The Travelers Museum is found in the concourse behind home plate, but unfortunately was closed on the day of this review. Past right field, a train can be found to give kids rides and Otey’s Splash Pad and kids area give the little ones a place to let loose and keep cool. For a team with such a significant history as the Travelers, there is very little history on display.

Plaques for baseball dignitaries Ray Winder, Jim Elder, and Max Moses are found in the concourse, but there were not any obvious indicators of the eight league titles that the Travelers have earned or the obligatory displays of MiLB players who have gone on to the Majors.

The gameday production at a Travelers game is fairly simple. One of the main features is the old-school organist, who is quite young and plays from the concourse behind the plate. The video board stands past left field and features a clock and faux flags at the top. It is assumed that mascots Ace and Otey are found during most games, however, the game that was reviewed featured very high temperatures, making it understandable that the mascots were nowhere to be found.

Neighborhood 4

Dickey-Stephens Park is located right along the river in North Little Rock, Arkansas. Just North of the Arkansas River and Arkansas Capital, North Little Rock does offer some spots for pre or post-game food and drink. Flyway Brewing, Brood and Barley, Diamond Bear Brewing, Skinny J’s, and Diamond Bear Brewing are all options worth considering.

As far as other sporting options go, Little Rock is fairly limited. Heading south, across the river is the best plan, and taking in some Little Rock Trojans NCAA Basketball may be the best plan, however, the seasons do not readily cross. Trojans baseball may be a better plan. As far as other tourist options go, the Northshore Riverwalk Park is mere steps from the Ballpark and the Arkansas Inland Maritime Museum is a couple blocks away near the fairgrounds.

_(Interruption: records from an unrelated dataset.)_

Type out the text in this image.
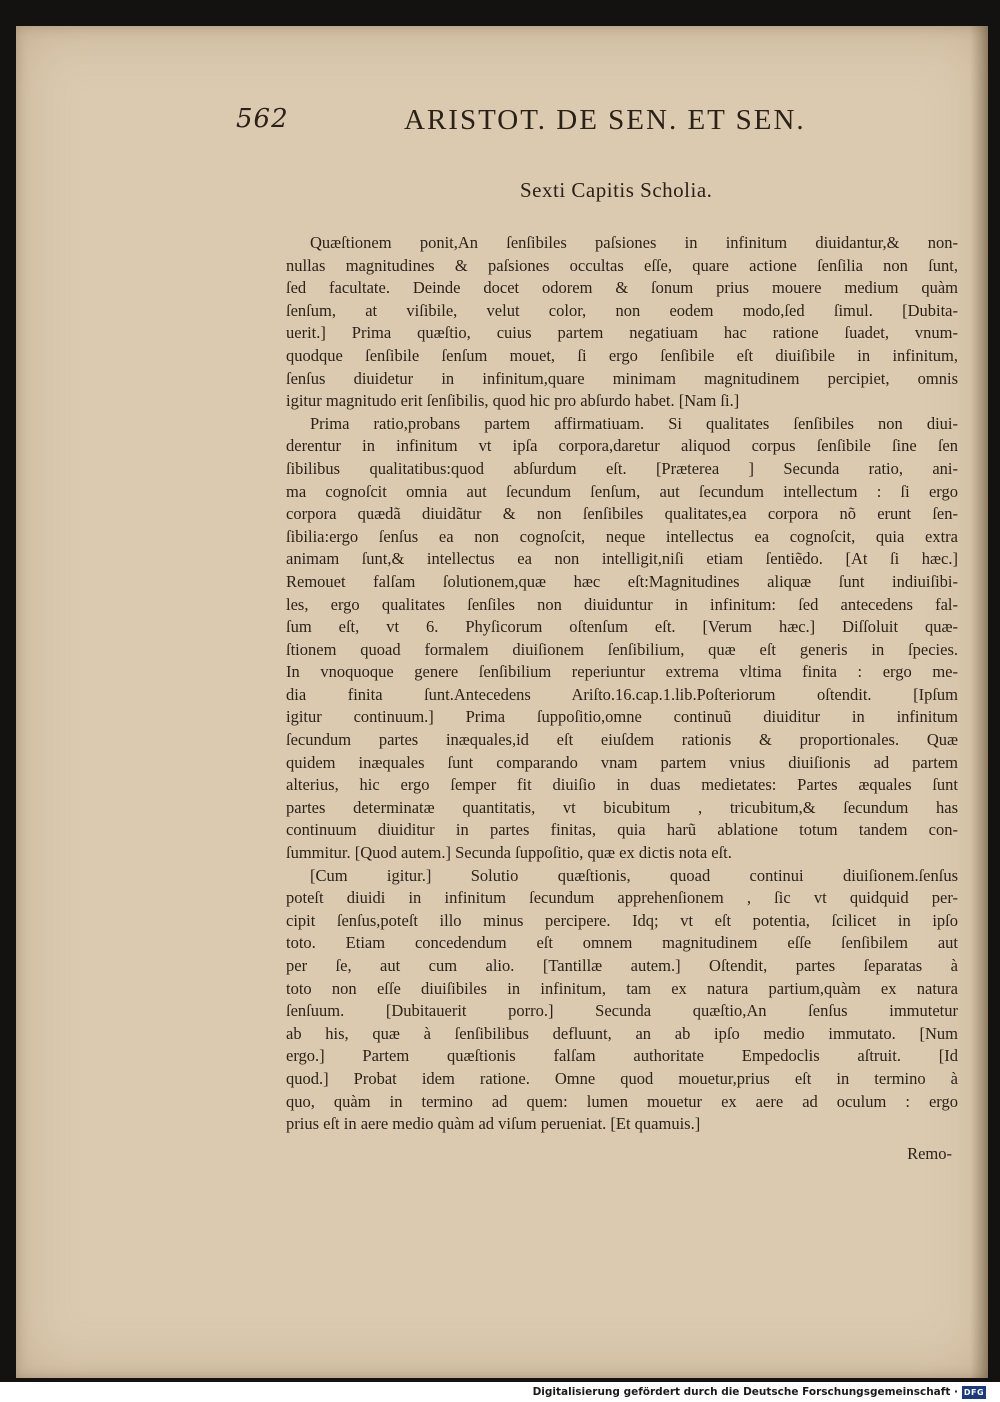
562	ARISTOT. DE SEN. ET SEN.
Sexti Capitis Scholia.
Quæſtionem ponit,An ſenſibiles paſsiones in infinitum diuidantur,& non-
nullas magnitudines & paſsiones occultas eſſe, quare actione ſenſilia non ſunt,
ſed facultate. Deinde docet odorem & ſonum prius mouere medium quàm
ſenſum, at viſibile, velut color, non eodem modo,ſed ſimul. [Dubita-
uerit.] Prima quæſtio, cuius partem negatiuam hac ratione ſuadet, vnum-
quodque ſenſibile ſenſum mouet, ſi ergo ſenſibile eſt diuiſibile in infinitum,
ſenſus diuidetur in infinitum,quare minimam magnitudinem percipiet, omnis
igitur magnitudo erit ſenſibilis, quod hic pro abſurdo habet. [Nam ſi.]
Prima ratio,probans partem affirmatiuam. Si qualitates ſenſibiles non diui-
derentur in infinitum vt ipſa corpora,daretur aliquod corpus ſenſibile ſine ſen
ſibilibus qualitatibus:quod abſurdum eſt. [Præterea ] Secunda ratio, ani-
ma cognoſcit omnia aut ſecundum ſenſum, aut ſecundum intellectum : ſi ergo
corpora quædã diuidãtur & non ſenſibiles qualitates,ea corpora nõ erunt ſen-
ſibilia:ergo ſenſus ea non cognoſcit, neque intellectus ea cognoſcit, quia extra
animam ſunt,& intellectus ea non intelligit,niſi etiam ſentiẽdo. [At ſi hæc.]
Remouet falſam ſolutionem,quæ hæc eſt:Magnitudines aliquæ ſunt indiuiſibi-
les, ergo qualitates ſenſiles non diuiduntur in infinitum: ſed antecedens fal-
ſum eſt, vt 6. Phyſicorum oſtenſum eſt. [Verum hæc.] Diſſoluit quæ-
ſtionem quoad formalem diuiſionem ſenſibilium, quæ eſt generis in ſpecies.
In vnoquoque genere ſenſibilium reperiuntur extrema vltima finita : ergo me-
dia finita ſunt.Antecedens Ariſto.16.cap.1.lib.Poſteriorum oſtendit. [Ipſum
igitur continuum.] Prima ſuppoſitio,omne continuũ diuiditur in infinitum
ſecundum partes inæquales,id eſt eiuſdem rationis & proportionales. Quæ
quidem inæquales ſunt comparando vnam partem vnius diuiſionis ad partem
alterius, hic ergo ſemper fit diuiſio in duas medietates: Partes æquales ſunt
partes determinatæ quantitatis, vt bicubitum , tricubitum,& ſecundum has
continuum diuiditur in partes finitas, quia harũ ablatione totum tandem con-
ſummitur. [Quod autem.] Secunda ſuppoſitio, quæ ex dictis nota eſt.
[Cum igitur.] Solutio quæſtionis, quoad continui diuiſionem.ſenſus
poteſt diuidi in infinitum ſecundum apprehenſionem , ſic vt quidquid per-
cipit ſenſus,poteſt illo minus percipere. Idq; vt eſt potentia, ſcilicet in ipſo
toto. Etiam concedendum eſt omnem magnitudinem eſſe ſenſibilem aut
per ſe, aut cum alio. [Tantillæ autem.] Oſtendit, partes ſeparatas à
toto non eſſe diuiſibiles in infinitum, tam ex natura partium,quàm ex natura
ſenſuum. [Dubitauerit porro.] Secunda quæſtio,An ſenſus immutetur
ab his, quæ à ſenſibilibus defluunt, an ab ipſo medio immutato. [Num
ergo.] Partem quæſtionis falſam authoritate Empedoclis aſtruit. [Id
quod.] Probat idem ratione. Omne quod mouetur,prius eſt in termino à
quo, quàm in termino ad quem: lumen mouetur ex aere ad oculum : ergo
prius eſt in aere medio quàm ad viſum perueniat. [Et quamuis.]
Remo-
Digitalisierung gefördert durch die Deutsche Forschungsgemeinschaft · DFG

Otherwise, heading south to Little Rock offers more options including the Historic Arkansas Museum, Clinton Library & Museum, and Gateway Bridge Trail. For fans wishing to stay near the ballpark, the Wyndham Riverfront can be seen from the park.

Fans 4

The Travs have enjoyed strong support at the box office for a long time. In 2023, the Arkansas Travelers averaged over 4,800 fans per game, up over 400 fans per game from the previous season. This puts them in 43rd place in all of Minor League Baseball and 4th in the Texas League. Although the attendance wasn’t up to average on the game that was attended, probably due to the three-figure temperature at first pitch, the Travs did enjoy a supportive crowd and into the game.

Access 4

Getting to Dickey-Stephens Park is not too difficult. Located in North Little Rock, on the north shore of the Arkansas River, the park is west of I-30 and there is easy access from the highway. The main parking lot is to the west of the park and there is easy access with a convenient tunnel underneath the road leading to the park. For fans wanting to take public transit to the game, some buses travel along Maple Street and Broadway and the trolley travels a block east on Main Street.

Ticket windows are located outside, on the north side of the ballpark. Getting around the park is not too difficult and the washroom facilities are good. The washrooms do lack any air conditioning or fans making them pretty rough on a hot day.

Return on Investment 5

The Arkansas Travelers offer terrific value for the sporting dollar. Tickets for the Travs begin at $7 for berm seating and go up to $15. Parking is under $10 and concession prices are what one would expect for a minor-league park. The park is a great venue for Minor League Baseball and the product on the field is strong. Overall, it is a great opportunity to get the family out to a game and not break the bank in the process.

Extras 2

An extra mark for the railway motif, which is found throughout Dickey-Stephens Park and offers a unique experience among minor league parks. An extra mark for the history of the Travelers. The Travs boast the third-longest nickname duration in MiLB behind the Buffalo Bisons and Indianapolis Indians.

Final Thoughts

A trip to Dickey-Stephens Park to see the Arkansas Travelers is a great way to spend a summer evening or weekend afternoon. The Travs offer great value in a unique setting at a family-friendly price. A must for all baseball fans.